Perfect- 04

1K 77 5
                                    

Sejatinya tidak ada manusia yang benar-benar baik, ataupun benar-benar jahat. Semua tergantung cara kita memperlakukannya.

***

Selena pulang dengan keadaan yang sangat kacau. Entah kenapa perkataan Edgar di sekolah tadi begitu membekas untuknya. Padahal semua itu memang benar adanya. Selena hanya menginginkan kesempurnaan.

"Selena, kamu udah pulang, Nak?" tanya Lydia yang tengah sibuk dengan majalahnya. Sementara dibawahnya, ada seorang perempuan yang tengah memijat kakinya.

Selena hanya menatap sekilas tanpa minat lalu mulai naik ke atas untuk menuju kamarnya. "Aku lagi gak mau bicara, Mom. Ke atas dulu, ya."

"Jangan lupa luluran terus mandi! Dua puluh menit buat luluran, Sel!"

Cewek yang menaiki tangga dengan ogah-ogahan itu mendengus lantas memutar bola mata malas. "Iya, Mom!"

Seperti kata Lydia. Begitu sampai kamar, Selena mengganti pakaian dan mulai acara luluran.

Begitu Selena keluar dari kamar mandi setelah 45 menit, ia mendapati Lydia sedang duduk di tepi ranjang miliknya.

"Sel, ini Momy bawakan kamu vitamin. Kemarin kan Om Ivan baru pulang dari Paris, terus dia bawakan kamu vitamin. Baik banget kan, dia?" ucap Lydia dengan wajah berseri-seri.

Yang diajak bicara hanya terdiam tanpa ekspresi. Ia lantas membuka handuk yang melilit rambutnya-- duduk di meja rias. "Itu pacar Momy kan?" tanyanya.

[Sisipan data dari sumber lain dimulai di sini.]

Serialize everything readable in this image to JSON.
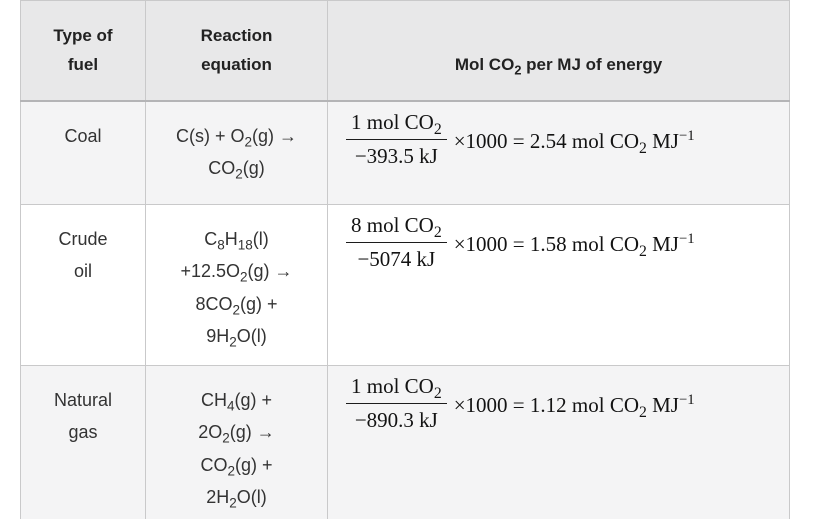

"Iya. Om Ivan itu baik, Sel. Nggak seperti pacar Momy yang sebelum-sebelumnya," ia menjeda. Lantas menghampiri Selena. "Ini kamu keramas? Kan baru keramas kemarin. Jangan keseringan keramas dong, Sel. Nanti rambut kamu bercabang."

Selena berdecak. "Mom, hari ini aku pusing banget. Kepala aku penat. Jadi aku keramas biar badanku tuh agak segeran."

"Kamu sakit? Kalau gitu kita panggil dokter Susi, ya?"

Hairdryer yang sedang dipegang itu tiba-tiba saja Selena lepaskan. Kesal bukan main dengan sang ibu. "Penyebab pusing itu gak selalu harus sakit, Mom. Aku cuma capek aja. Pelajarannya banyak banget. Habis itu aku lagi kesel aja."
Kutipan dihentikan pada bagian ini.